„NSU“: Angeblich „wichtiges Dokument“ freigegeben

FBI bestätigt: Kein Einsatz auf der Theresienwiese

Der Untersuchungsausschuss „Das Unterstützerumfeld des Nationalsozialistischen Untergrunds (NSU) in Baden-Württemberg und Fortsetzung der Aufarbeitung des Terroranschlags auf die Polizeibeamten M. K. und M. A. (Rechtsterrorismus/NSU BW II)“ hat die Freigabe eines bislang als Verschlusssache eingestuften Schreibens des U.S. Department of Justice/Federal Bureau of Investigation erreicht. In diesem bestätigt das FBI, dass es im Frühjahr 2007 keine Operationen in Deutschland und am 25. April 2007 keine Überwachungsmaßnahmen in Heilbronn durchgeführt habe.
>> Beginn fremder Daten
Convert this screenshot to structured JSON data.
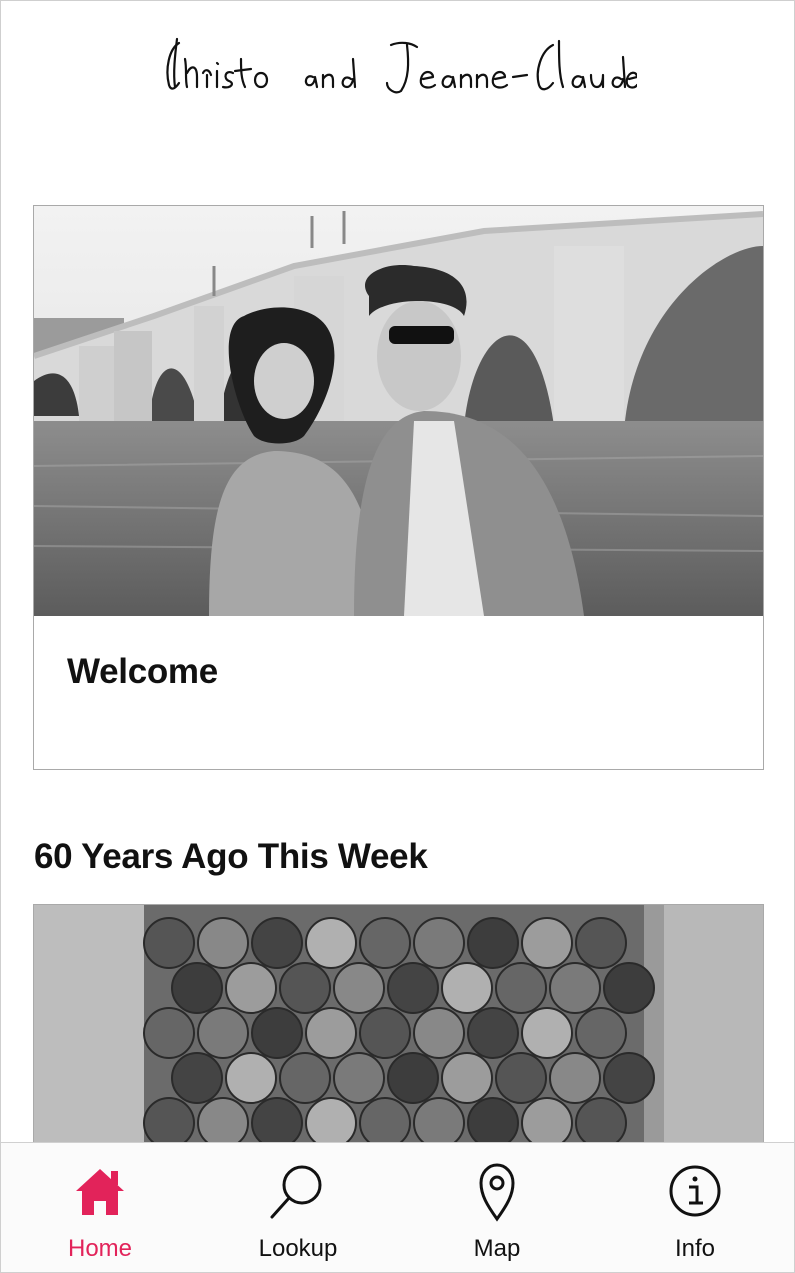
{
  "app": {
    "logo_text": "Christo and Jeanne-Claude"
  },
  "featured": {
    "title": "Welcome"
  },
  "section": {
    "title": "60 Years Ago This Week"
  },
  "tabbar": {
    "tabs": [
      {
        "label": "Home",
        "icon": "home-icon",
        "active": true
      },
      {
        "label": "Lookup",
        "icon": "search-icon",
        "active": false
      },
      {
        "label": "Map",
        "icon": "map-pin-icon",
        "active": false
      },
      {
        "label": "Info",
        "icon": "info-icon",
        "active": false
      }
    ]
  },
  "colors": {
    "accent": "#e2235a",
    "text": "#111111",
    "border": "#a9a9a9"
  }
}
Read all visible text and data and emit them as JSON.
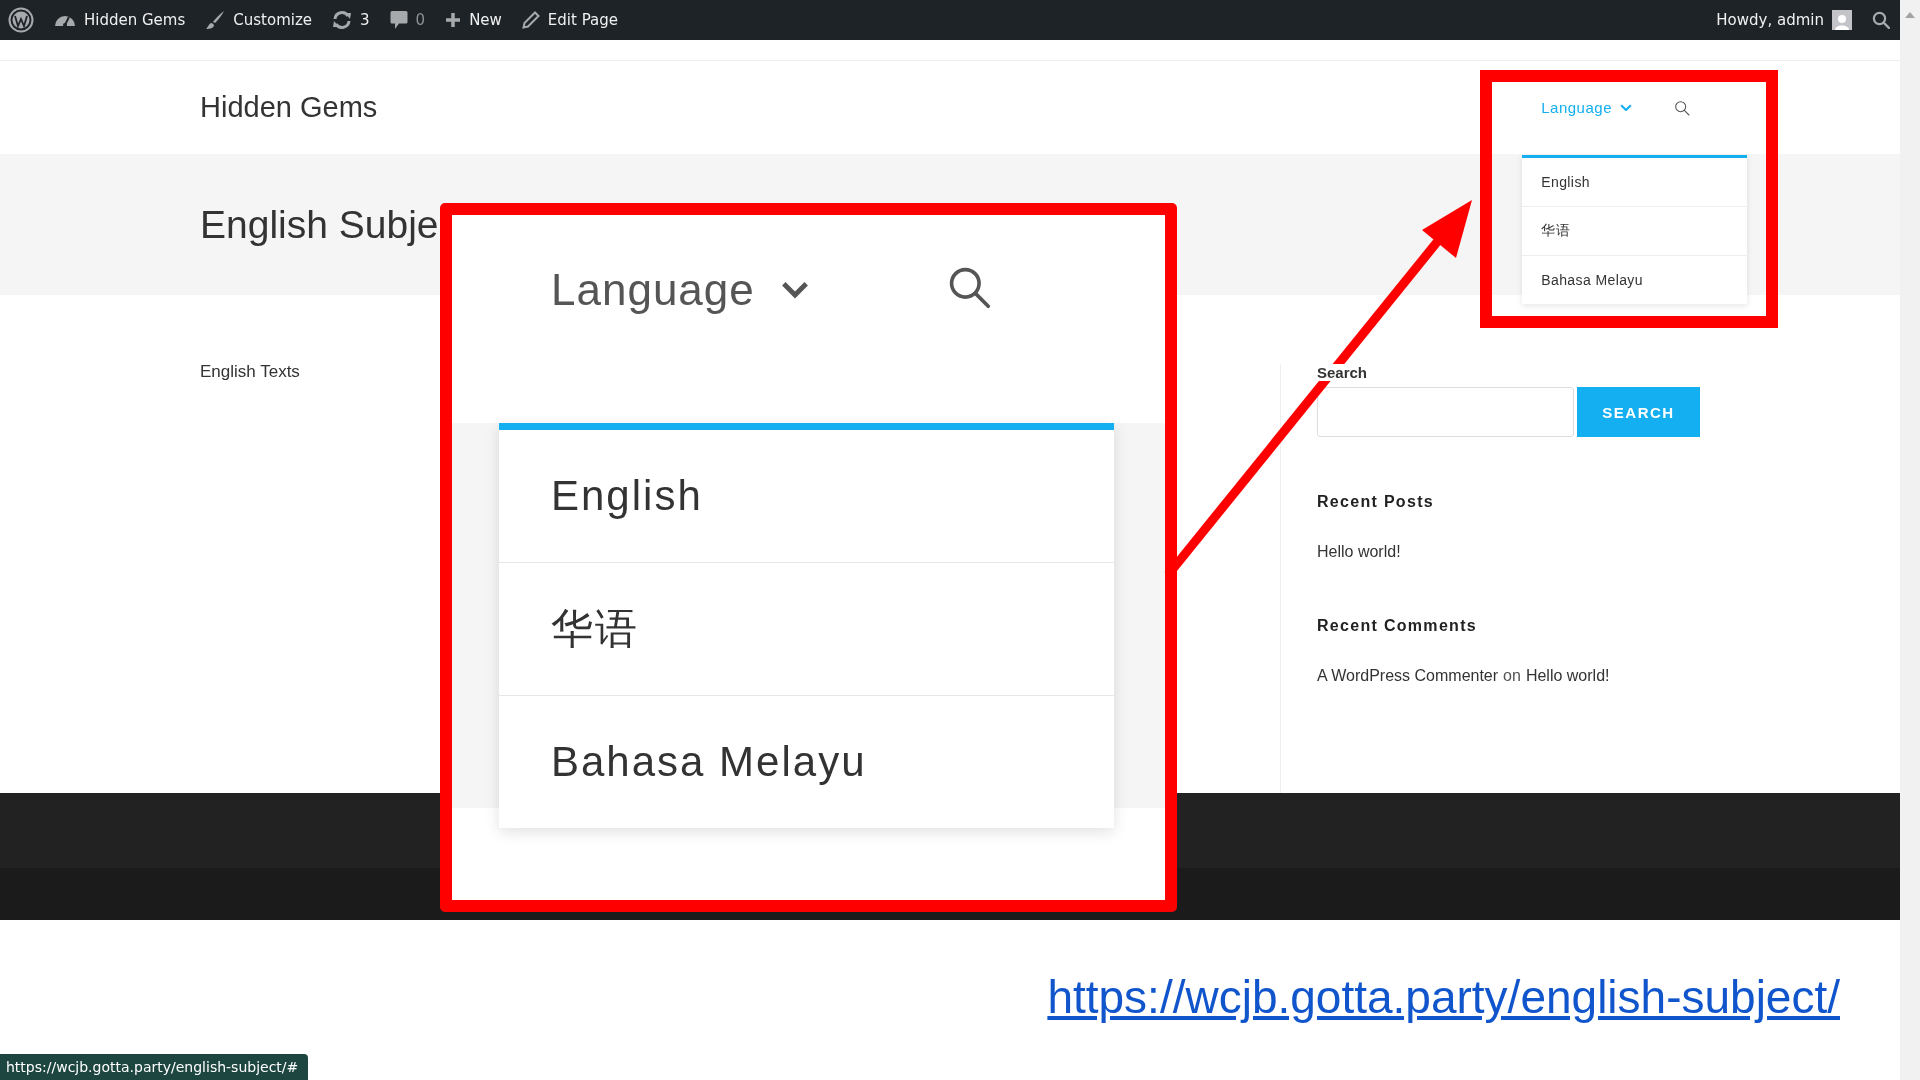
{
  "admin_bar": {
    "items": [
      {
        "kind": "logo"
      },
      {
        "kind": "site",
        "label": "Hidden Gems"
      },
      {
        "kind": "customize",
        "label": "Customize"
      },
      {
        "kind": "updates",
        "label": "3"
      },
      {
        "kind": "comments",
        "label": "0"
      },
      {
        "kind": "new",
        "label": "New"
      },
      {
        "kind": "edit",
        "label": "Edit Page"
      }
    ],
    "greeting": "Howdy, admin"
  },
  "header": {
    "site_title": "Hidden Gems",
    "menu_label": "Language",
    "dropdown": [
      {
        "label": "English"
      },
      {
        "label": "华语"
      },
      {
        "label": "Bahasa Melayu"
      }
    ]
  },
  "page_title": "English Subje",
  "content": {
    "text": "English Texts"
  },
  "sidebar": {
    "search_label": "Search",
    "search_button": "SEARCH",
    "recent_posts_title": "Recent Posts",
    "recent_posts": [
      "Hello world!"
    ],
    "recent_comments_title": "Recent Comments",
    "recent_comments": [
      {
        "author": "A WordPress Commenter",
        "joiner": "on",
        "post": "Hello world!"
      }
    ]
  },
  "zoom_inset": {
    "menu_label": "Language",
    "dropdown": [
      {
        "label": "English"
      },
      {
        "label": "华语"
      },
      {
        "label": "Bahasa Melayu"
      }
    ]
  },
  "annotation_link": "https://wcjb.gotta.party/english-subject/",
  "status_url": "https://wcjb.gotta.party/english-subject/#"
}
Das hat der Vorsitzende des Gremiums, Wolfgang Drexler (SPD), am Montag, 26. Februar 2018, mitgeteilt.

Ausgehend von Mutmaßungen, der Anschlag vom 25. April 2007 auf der Heilbronner Theresienwiese könne mit einem dortigen Einsatz von Beamten des FBI in Zusammenhang stehen, sowie Medienberichten, wonach dies in einem Schreiben des FBI an das Bundeskriminalamt (BKA) vom 15. Oktober 2012 dementiert werde, hat der Untersuchungsausschuss beim BKA dieses Dokument erhoben. Da die übersandte Ablichtung als Verschlusssache eingestuft war, hat der Ausschussvorsitzende Wolfgang Drexler MdL im Namen des Gremiums dessen Freigabe durch das FBI erwirkt, um eine öffentliche Befassung zu ermöglichen und damit dem in § 8 Abs. 1 Untersuchungsausschussgesetz (UAG) formulierten Öffentlichkeitsgrundsatz Genüge zu tun. Aus dem nunmehr offen verwendbaren, durch den Legal Attaché bei der US-Botschaft in Berlin gezeichneten Schreiben geht hervor, dass das FBI die Angelegenheit überprüft habe. Zu keinem Zeitpunkt seien in Deutschland operative Aktivitäten des FBI ohne Abstimmung mit seinen deutschen Partnern erfolgt. Das Schreiben kommt zu dem Schluss, dass das FBI im Frühjahr 2007 keinerlei Operationen in Deutschland und am 25. April 2007 keine Überwachungsmaßnahme in Heilbronn durchgeführt habe, so Drexler. („The FBI did not conduct any operation in Germany in Spring 2007, nor did the FBI conduct a surveillance on 25.04.2007 in Heilbronn“).

Das Dokument bestätigt aber lediglich, daß das FBI keinen derart vermuteten Einsdatz in Heilbronn hatte.
Nicht ausgeräumt ist damit der Verdacht, daß andere Geheimdienste, auch solche der USA, einen entsprechenden Einsatz in Heilbronn hatten. Ungeklärt ist nach wie vor auch, weshalb es in Heilbronn zu einem derart umfangreichen Polizeieinsatz nach dem Polizistenmord gegeben hat, wie es ihn in vergleichbaren Fällen noch nie gegeben hat und der darauf schließen läßt, daß wesentlich andere Dimensionen im Spiel gewesen sind.